US intelligence learned last month that al Qaida's Yemen branch hoped to launch a spectacular attack using a new bomb aboard an airliner bound for America.
But the man the terrorists were counting on to carry out the attack was in fact working for the CIA and Saudi intelligence when he was given the bomb, US and Yemeni officials said, then turned the device over to authorities.
The dramatic sting operation thwarted the attack before it had a chance to succeed. The informant was now safely out of Yemen, officials said.

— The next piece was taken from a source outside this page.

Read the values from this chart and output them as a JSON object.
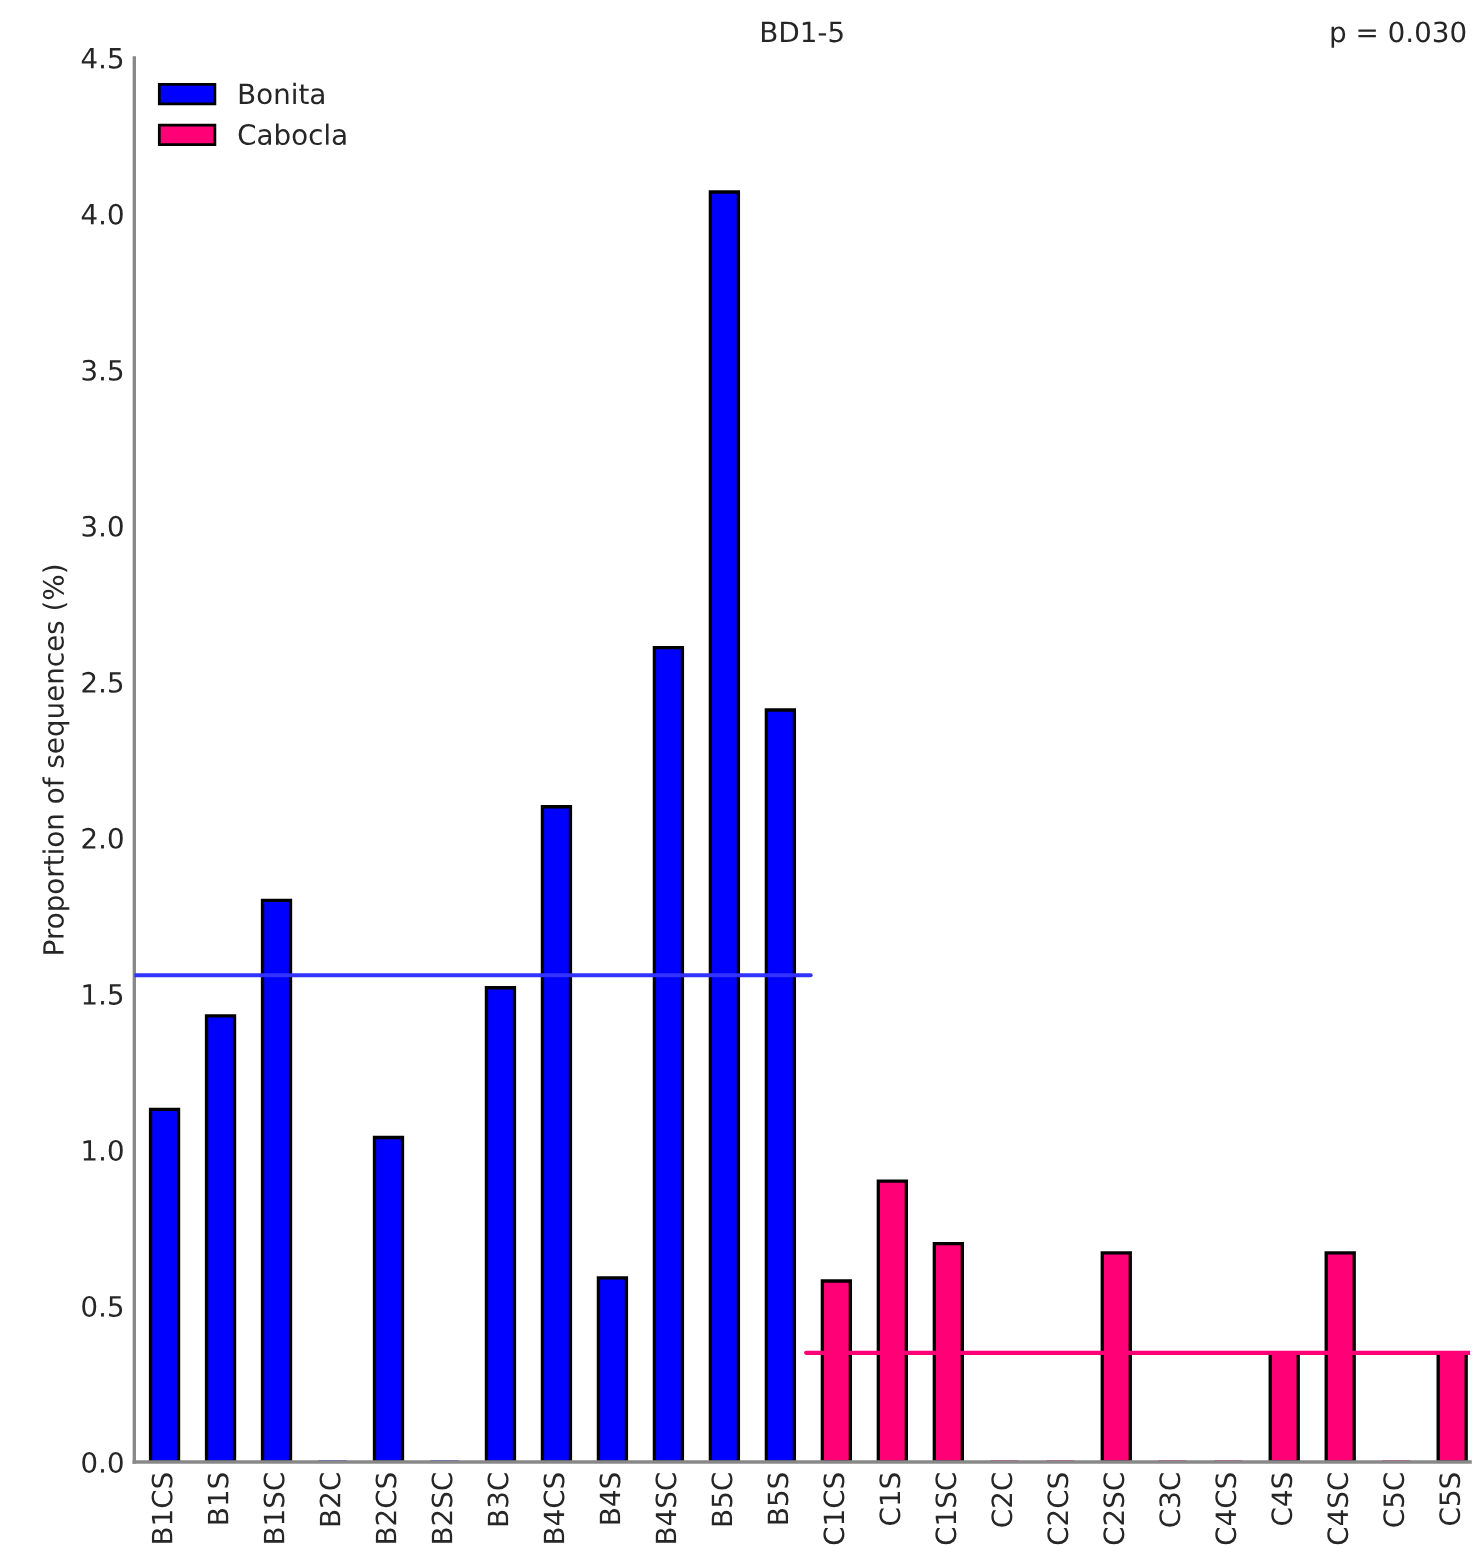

It was the latest misfire for al Qaida, which has repeatedly come close to detonating a bomb aboard a plane. For the United States, it was a victory that delivered the bomb intact to US intelligence.
The co-operation of the would-be bomber was first reported by The Los Angeles Times late on Tuesday night, but officials spoke anonymously about the operation.
The FBI is still analysing the explosive, which was intended to be concealed in a passenger's underwear. Officials said it was an upgrade over the bomb that failed to detonate on board a plane over Detroit, Michigan, on Christmas Day 2009.
The new bomb contained no metal and used a chemical - lead azide - that was to be a detonator in a nearly-successful 2010 plot to attack cargo planes, officials said.
Security procedures at US airports remained unchanged, a reflection of both the US confidence in its security systems and recognition that the government cannot realistically expect travellers to endure much more. Increased costs and delays to airlines and shipping companies could have a global economic impact, too.
"I would not expect any real changes for the travelling public," said House of Representatives Intelligence Committee chairman Mike Rogers. "There is a concern that overseas security doesn't match ours. That's an ongoing challenge."